Unfortunately, it doesn’t seem reasonable to degrade the quality of randomness used by a function called
uuid_generate_random()
, since it might be used by something a little more critical than setting
UUIDs for fonts in fontconfig
; a quick search on sources.debian.org returns 58 packages with that name in their source code at
the very least. Increasing this function’s complexity to add an I don’t care about entropy quality
option
doesn’t seem too good either. So maybe it might make sense to see if fontconfig
might be tweaked to
use something that wouldn’t rely on getrandom()
…
Time to report these findings to the Debian Installer team as a whole, adding fontconfig
and
util-linux
developers to the loop. Let’s see what consensus we can reach.
Ben Hutchings saved the day one more time, checking my status report and quickly pointing out that the same issue was encountered with plymouth as well. That component also runs very early in the boot process, to provide with a graphical “splash” screen.

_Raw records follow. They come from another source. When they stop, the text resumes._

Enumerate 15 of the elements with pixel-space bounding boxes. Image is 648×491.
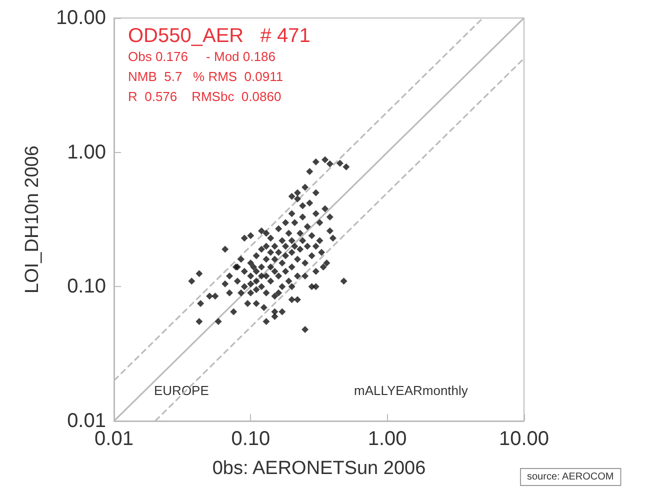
x-axis-title: 0bs: AERONETSun 2006 <box>212 458 426 479</box>
annotation: OD550_AER # 471 <box>128 25 310 47</box>
annotation: R 0.576 RMSbc 0.0860 <box>128 89 282 104</box>
x-tick-label: 1.00 <box>368 428 407 450</box>
annotation: EUROPE <box>154 383 210 398</box>
x-tick-label: 10.00 <box>498 428 550 450</box>
annotation: mALLYEARmonthly <box>354 383 468 398</box>
y-tick-label: 0.10 <box>67 276 106 298</box>
y-tick-label: 10.00 <box>56 7 106 29</box>
annotation: NMB 5.7 % RMS 0.0911 <box>128 69 284 84</box>
annotation: Obs 0.176 - Mod 0.186 <box>128 49 276 64</box>
source-note: source: AEROCOM <box>527 472 614 482</box>
x-tick-label: 0.10 <box>231 428 270 450</box>
y-tick-label: 1.00 <box>67 141 106 164</box>
y-axis-title: LOI_DH10n 2006 <box>22 146 43 294</box>
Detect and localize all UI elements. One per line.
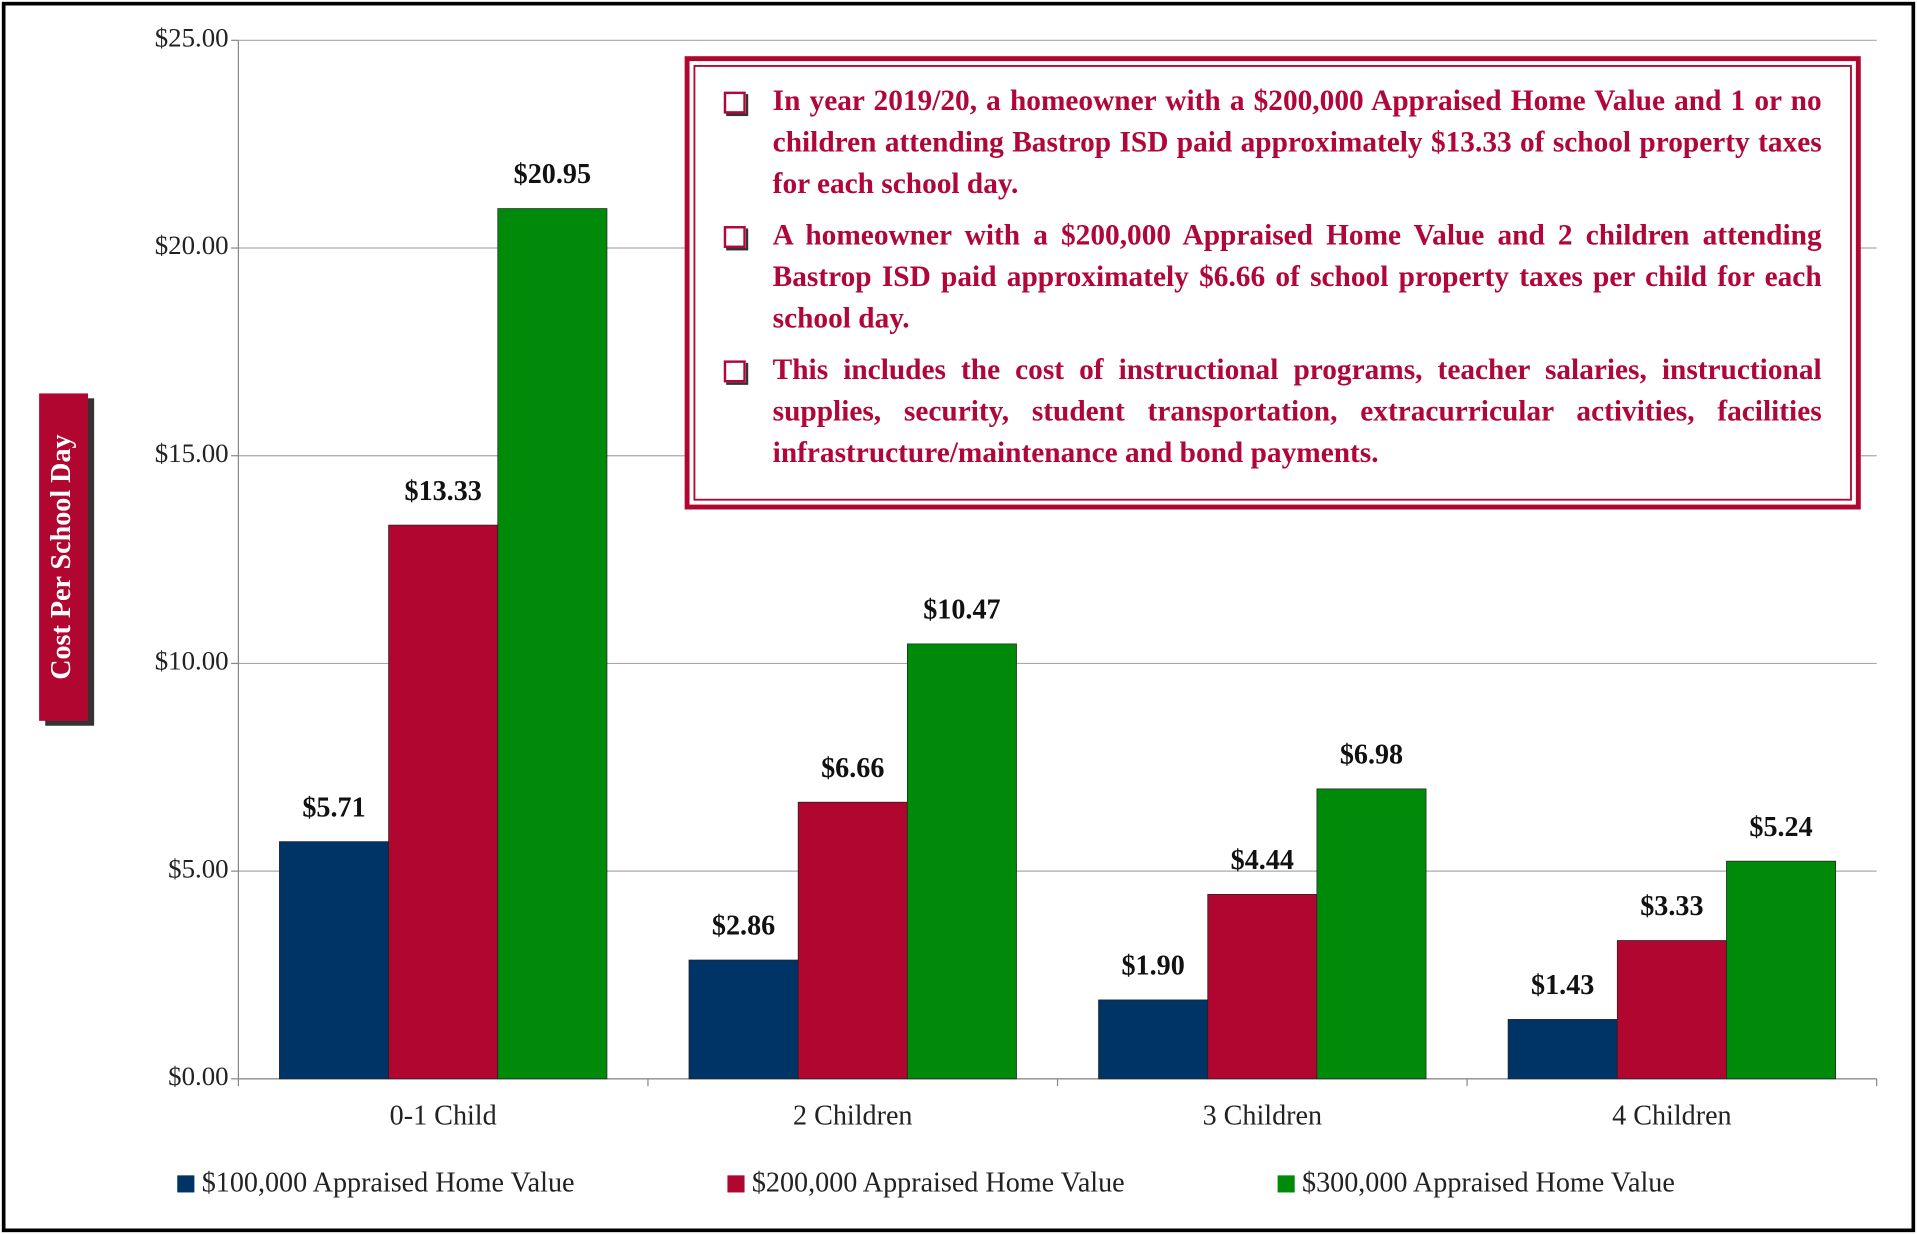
- legend-label: $300,000 Appraised Home Value: [1302, 1168, 1675, 1199]
- bar: [279, 841, 389, 1080]
- note-list: In year 2019/20, a homeowner with a $200…: [721, 81, 1822, 474]
- value-label: $2.86: [712, 911, 775, 942]
- legend-label: $200,000 Appraised Home Value: [752, 1168, 1125, 1199]
- y-tick-label: $5.00: [168, 853, 228, 883]
- bar: [497, 208, 608, 1080]
- value-label: $1.90: [1121, 951, 1184, 982]
- x-tick-label: 4 Children: [1612, 1100, 1731, 1131]
- note-box: [684, 56, 1861, 510]
- value-label: $10.47: [923, 595, 1000, 626]
- value-label: $4.44: [1231, 845, 1294, 876]
- note-box-inner: [693, 65, 1852, 501]
- note-item: A homeowner with a $200,000 Appraised Ho…: [721, 215, 1822, 340]
- y-axis-label: Cost Per School Day: [46, 434, 77, 679]
- value-label: $6.66: [821, 753, 884, 784]
- value-label: $3.33: [1640, 891, 1703, 922]
- y-tick-label: $20.00: [155, 230, 229, 260]
- bar: [797, 801, 908, 1080]
- value-label: $6.98: [1340, 740, 1403, 771]
- y-tick-label: $10.00: [155, 646, 229, 676]
- legend-label: $100,000 Appraised Home Value: [202, 1168, 575, 1199]
- bar: [906, 643, 1017, 1080]
- x-tick-label: 3 Children: [1203, 1100, 1322, 1131]
- legend-swatch: [177, 1175, 195, 1193]
- legend-swatch: [1277, 1175, 1295, 1193]
- y-tick-label: $25.00: [155, 22, 229, 52]
- bar: [1098, 999, 1209, 1080]
- value-label: $1.43: [1531, 970, 1594, 1001]
- bar: [1726, 860, 1837, 1080]
- x-tick-label: 0-1 Child: [390, 1100, 497, 1131]
- y-tick-label: $15.00: [155, 438, 229, 468]
- bar: [1207, 894, 1318, 1080]
- bar: [388, 524, 499, 1080]
- bar: [1616, 940, 1727, 1080]
- bar: [1507, 1019, 1618, 1080]
- bar: [1316, 788, 1427, 1080]
- value-label: $5.24: [1749, 812, 1812, 843]
- bar: [688, 959, 799, 1080]
- y-label-box: [39, 393, 89, 721]
- value-label: $5.71: [302, 792, 365, 823]
- value-label: $13.33: [405, 476, 482, 507]
- note-item: In year 2019/20, a homeowner with a $200…: [721, 81, 1822, 206]
- note: In year 2019/20, a homeowner with a $200…: [721, 81, 1822, 474]
- y-tick-label: $0.00: [168, 1061, 228, 1091]
- x-tick-label: 2 Children: [793, 1100, 912, 1131]
- note-item: This includes the cost of instructional …: [721, 349, 1822, 474]
- legend-swatch: [727, 1175, 745, 1193]
- value-label: $20.95: [514, 159, 591, 190]
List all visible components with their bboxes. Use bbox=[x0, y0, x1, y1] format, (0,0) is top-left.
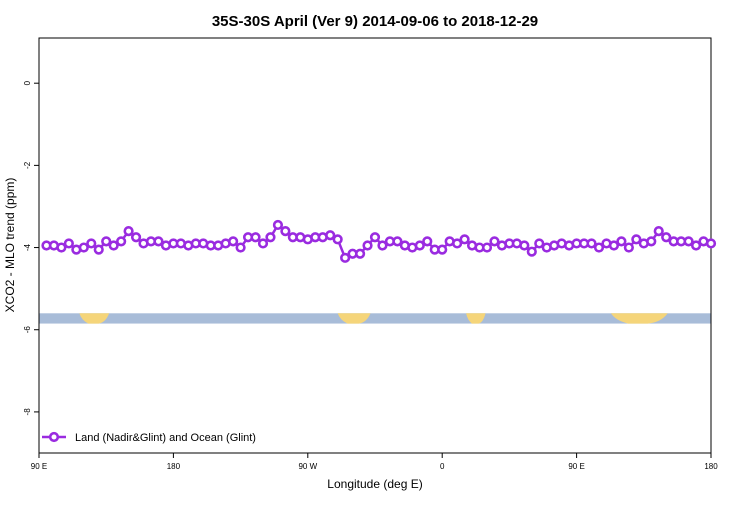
y-tick-label: -4 bbox=[23, 243, 32, 251]
data-point bbox=[116, 236, 127, 247]
data-point bbox=[108, 240, 119, 251]
land-ocean-strip bbox=[39, 313, 711, 324]
y-tick-label: -8 bbox=[23, 408, 32, 416]
data-point bbox=[452, 238, 463, 249]
data-point bbox=[631, 234, 642, 245]
data-point bbox=[437, 244, 448, 255]
data-point bbox=[153, 236, 164, 247]
series-layer bbox=[41, 219, 717, 263]
land-region-3 bbox=[466, 313, 486, 324]
data-point bbox=[377, 240, 388, 251]
data-point bbox=[586, 238, 597, 249]
data-point bbox=[63, 238, 74, 249]
data-point bbox=[646, 236, 657, 247]
data-point bbox=[705, 238, 717, 249]
data-point bbox=[481, 242, 493, 253]
data-point bbox=[123, 226, 134, 237]
data-point bbox=[593, 242, 605, 253]
data-point bbox=[272, 219, 284, 231]
x-tick-label: 0 bbox=[440, 462, 445, 471]
data-point bbox=[414, 240, 425, 251]
data-point bbox=[362, 240, 373, 251]
legend-marker bbox=[48, 431, 60, 443]
data-point bbox=[235, 242, 246, 253]
data-point bbox=[623, 242, 634, 253]
y-tick-label: -6 bbox=[23, 326, 32, 334]
data-point bbox=[534, 238, 545, 249]
data-point bbox=[608, 240, 620, 251]
y-axis-label: XCO2 - MLO trend (ppm) bbox=[3, 178, 17, 313]
x-axis-label: Longitude (deg E) bbox=[327, 477, 422, 491]
data-point bbox=[340, 252, 351, 263]
data-point bbox=[392, 236, 403, 247]
data-point bbox=[526, 246, 537, 257]
data-point bbox=[422, 236, 433, 247]
x-tick-label: 90 W bbox=[298, 462, 317, 471]
data-point bbox=[616, 236, 627, 247]
data-point bbox=[653, 226, 664, 237]
y-tick-label: -2 bbox=[23, 161, 32, 169]
x-tick-label: 90 E bbox=[568, 462, 584, 471]
data-point bbox=[354, 248, 366, 259]
x-tick-label: 180 bbox=[704, 462, 718, 471]
data-point bbox=[130, 232, 142, 243]
land-region-2 bbox=[337, 313, 371, 324]
data-point bbox=[101, 236, 112, 247]
data-point bbox=[228, 236, 239, 247]
data-point bbox=[265, 232, 276, 243]
legend: Land (Nadir&Glint) and Ocean (Glint) bbox=[42, 431, 256, 444]
data-point bbox=[690, 240, 702, 251]
land-region-1 bbox=[79, 313, 110, 324]
data-point bbox=[93, 244, 104, 255]
data-point bbox=[257, 238, 269, 249]
data-point bbox=[683, 236, 694, 247]
x-tick-label: 180 bbox=[167, 462, 181, 471]
data-point bbox=[489, 236, 500, 247]
data-point bbox=[325, 230, 336, 241]
ocean-band bbox=[39, 313, 711, 324]
land-region-4 bbox=[610, 313, 668, 324]
y-tick-label: 0 bbox=[23, 80, 32, 85]
x-tick-label: 90 E bbox=[31, 462, 47, 471]
data-point bbox=[459, 234, 470, 245]
data-point bbox=[78, 242, 89, 253]
data-point bbox=[250, 232, 261, 243]
data-point bbox=[332, 234, 343, 245]
legend-label: Land (Nadir&Glint) and Ocean (Glint) bbox=[75, 432, 256, 444]
chart-title: 35S-30S April (Ver 9) 2014-09-06 to 2018… bbox=[212, 13, 538, 30]
axes: 90 E 180 90 W 0 90 E 180 0 -2 -4 -6 -8 bbox=[23, 37, 718, 471]
data-point bbox=[86, 238, 97, 249]
data-point bbox=[369, 232, 381, 243]
data-point bbox=[280, 226, 291, 237]
data-point bbox=[519, 240, 530, 251]
data-point bbox=[56, 242, 67, 253]
data-point bbox=[661, 232, 672, 243]
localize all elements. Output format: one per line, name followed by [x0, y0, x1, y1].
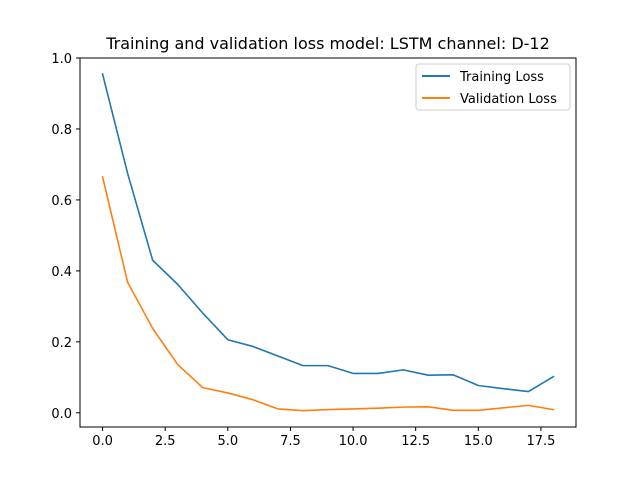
x-tick-label: 10.0	[339, 434, 368, 449]
series-line-training-loss	[101, 72, 555, 393]
chart-title: Training and validation loss model: LSTM…	[105, 34, 550, 53]
y-tick-label: 0.8	[51, 123, 72, 138]
x-tick-label: 7.5	[280, 434, 301, 449]
x-tick-label: 12.5	[401, 434, 430, 449]
y-tick-label: 0.6	[51, 194, 72, 209]
x-tick-label: 15.0	[464, 434, 493, 449]
legend-label: Validation Loss	[460, 92, 557, 107]
y-tick-label: 0.2	[51, 336, 72, 351]
series-line-validation-loss	[101, 175, 555, 412]
legend-label: Training Loss	[459, 70, 544, 85]
legend-box	[415, 63, 571, 111]
legend: Training Loss Validation Loss	[415, 63, 571, 111]
x-tick-label: 2.5	[155, 434, 176, 449]
x-tick-label: 0.0	[92, 434, 113, 449]
x-tick-label: 17.5	[526, 434, 555, 449]
plot-area	[101, 72, 555, 412]
y-axis: 0.0 0.2 0.4 0.6 0.8 1.0	[51, 52, 80, 422]
y-tick-label: 0.4	[51, 265, 72, 280]
x-axis: 0.0 2.5 5.0 7.5 10.0 12.5 15.0 17.5	[92, 427, 555, 449]
x-tick-label: 5.0	[217, 434, 238, 449]
y-tick-label: 0.0	[51, 407, 72, 422]
axes-frame	[79, 57, 577, 428]
y-tick-label: 1.0	[51, 52, 72, 67]
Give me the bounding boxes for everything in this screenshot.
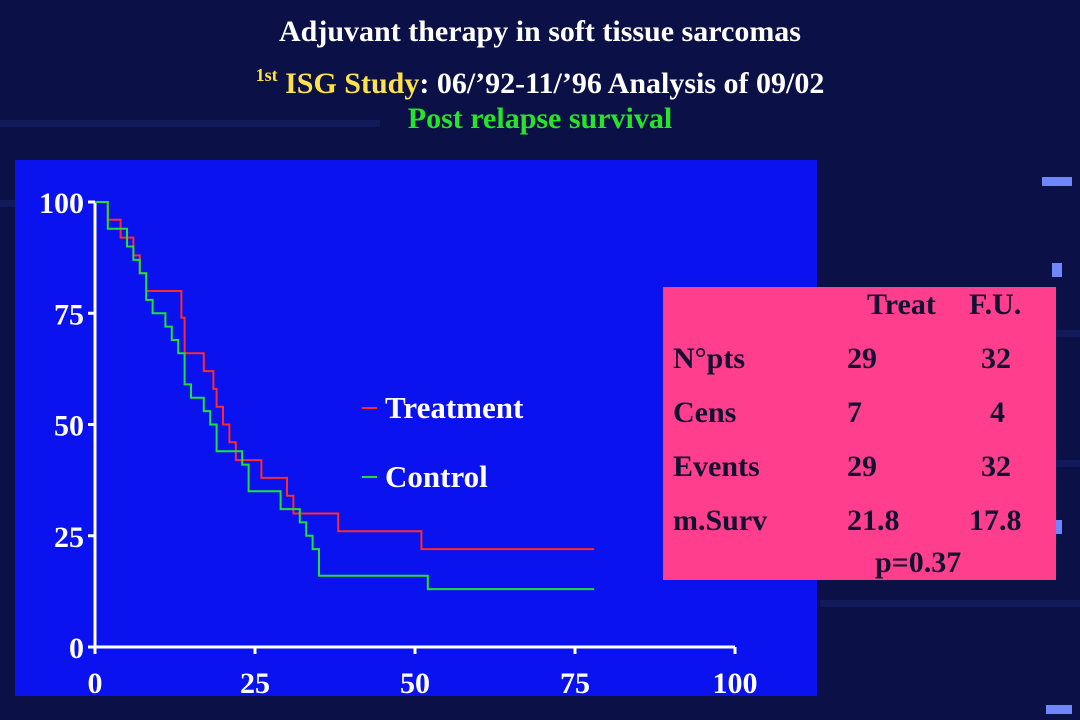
background-stripe: [820, 600, 1080, 607]
accent-bar: [1042, 177, 1072, 186]
legend-label-control: Control: [385, 459, 488, 494]
stats-box: Treat F.U. N°pts 29 32 Cens 7 4 Events 2…: [663, 287, 1056, 580]
stats-row-fu: 4: [990, 396, 1005, 429]
stats-row-treat: 29: [847, 342, 877, 375]
accent-bar: [1046, 705, 1072, 714]
stats-row-label: Events: [673, 450, 760, 483]
slide-subtitle: 1st ISG Study: 06/’92-11/’96 Analysis of…: [0, 55, 1080, 104]
stats-row-fu: 32: [981, 450, 1011, 483]
y-tick-label: 75: [54, 298, 84, 331]
series-line-control: [95, 201, 595, 591]
stats-row-treat: 21.8: [847, 504, 900, 537]
stats-row-treat: 7: [847, 396, 862, 429]
x-tick-label: 50: [400, 667, 430, 696]
x-tick-label: 100: [713, 667, 758, 696]
stats-row-treat: 29: [847, 450, 877, 483]
study-dates: : 06/’92-11/’96 Analysis of 09/02: [419, 67, 825, 100]
stats-header-treat: Treat: [867, 288, 936, 321]
x-tick-label: 75: [560, 667, 590, 696]
study-superscript: 1st: [255, 65, 278, 85]
legend-label-treatment: Treatment: [385, 390, 524, 425]
p-value: p=0.37: [875, 546, 962, 579]
y-tick-label: 100: [39, 187, 84, 220]
background-stripe: [0, 120, 380, 127]
slide-title: Adjuvant therapy in soft tissue sarcomas: [279, 15, 801, 48]
stats-row-label: Cens: [673, 396, 737, 429]
stats-header-fu: F.U.: [969, 288, 1022, 321]
study-name: ISG Study: [285, 67, 420, 100]
x-tick-label: 25: [240, 667, 270, 696]
survival-chart: 0 25 50 75 100 0 25 50 75 100 Treatment Control: [39, 187, 758, 696]
stats-row-fu: 17.8: [969, 504, 1022, 537]
accent-bar: [1052, 263, 1062, 277]
y-tick-label: 50: [54, 410, 84, 443]
x-tick-label: 0: [88, 667, 103, 696]
y-tick-label: 25: [54, 521, 84, 554]
accent-bar: [1052, 520, 1062, 534]
stats-row-label: m.Surv: [673, 504, 768, 537]
y-tick-label: 0: [69, 632, 84, 665]
stats-row-label: N°pts: [673, 342, 746, 375]
stats-row-fu: 32: [981, 342, 1011, 375]
chart-heading: Post relapse survival: [407, 102, 673, 135]
series-line-treatment: [95, 201, 595, 551]
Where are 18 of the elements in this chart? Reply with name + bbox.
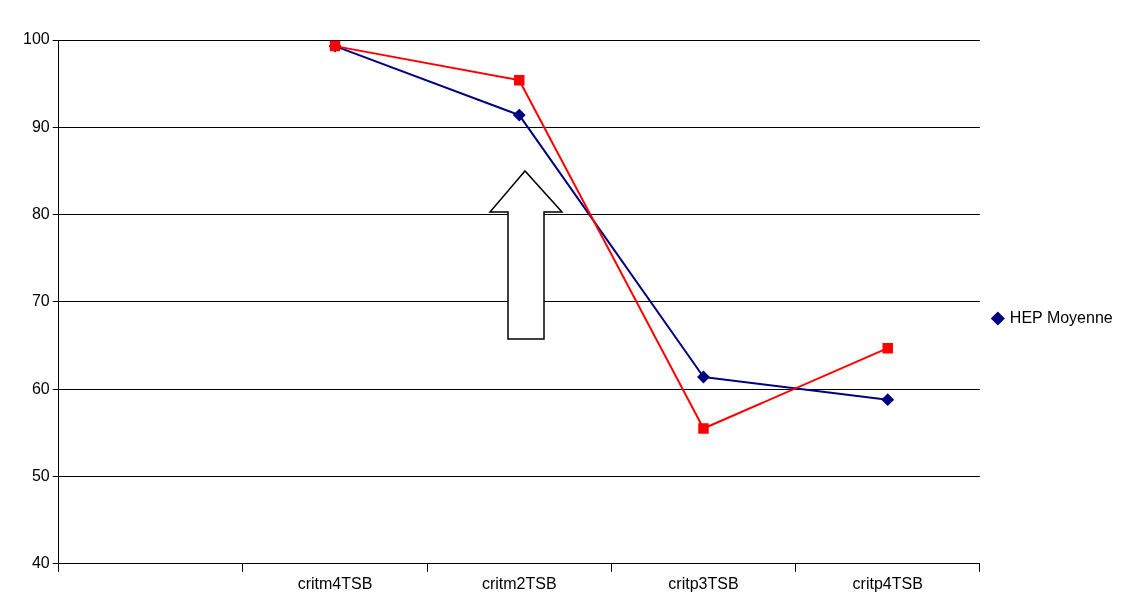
x-tick-label: critm2TSB [481, 574, 557, 592]
y-tick-label: 100 [22, 30, 50, 48]
y-tick-label: 40 [31, 554, 50, 572]
y-tick-label: 60 [31, 379, 50, 397]
x-tick-label: critm4TSB [297, 574, 373, 592]
point [514, 74, 525, 86]
point [697, 370, 710, 383]
point [698, 423, 709, 434]
point [882, 342, 893, 354]
point [881, 393, 894, 406]
y-tick-label: 50 [31, 466, 50, 484]
x-tick-label: critp3TSB [668, 574, 739, 592]
point [513, 109, 526, 122]
legend-label: HEP Moyenne [1009, 308, 1113, 326]
y-tick-label: 90 [31, 117, 50, 135]
y-tick-label: 70 [31, 292, 50, 310]
y-tick-label: 80 [31, 205, 50, 223]
x-tick-label: critp4TSB [852, 574, 923, 592]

Borrowing the fix from plymouth was very easy, as it was only about creating
the fontconfig cache at build-time thanks to an fc-cache
call; and that finally made this issue
vanish!
There was still a little issue left to fix, as the X server had been updated in the meanwhile: a transition to
a major version of the X stack had started in unstable
in the meanwhile, and there was a regression
with the fbdev
driver. The server would fail to start with:
Xorg: symbol lookup error: /usr/lib/xorg/modules/drivers/fbdev_drv.so: undefined symbol: shadowUpdatePackedWeak
The Debian Installer side was tracked in #900317, even if the
actual issue was first filed as #900613 against the
xserver-xorg-video-fbdev
package (also affecting its xserver-xorg-video-fbdev-udeb
counterpart).
Having very responsive X people helped Cyril realize the patch was easy to grab and test, and that finally concluded the treasure hunt to repair the graphical installer! Two weeks after that, the Debian Installer Buster Alpha 3 release was published.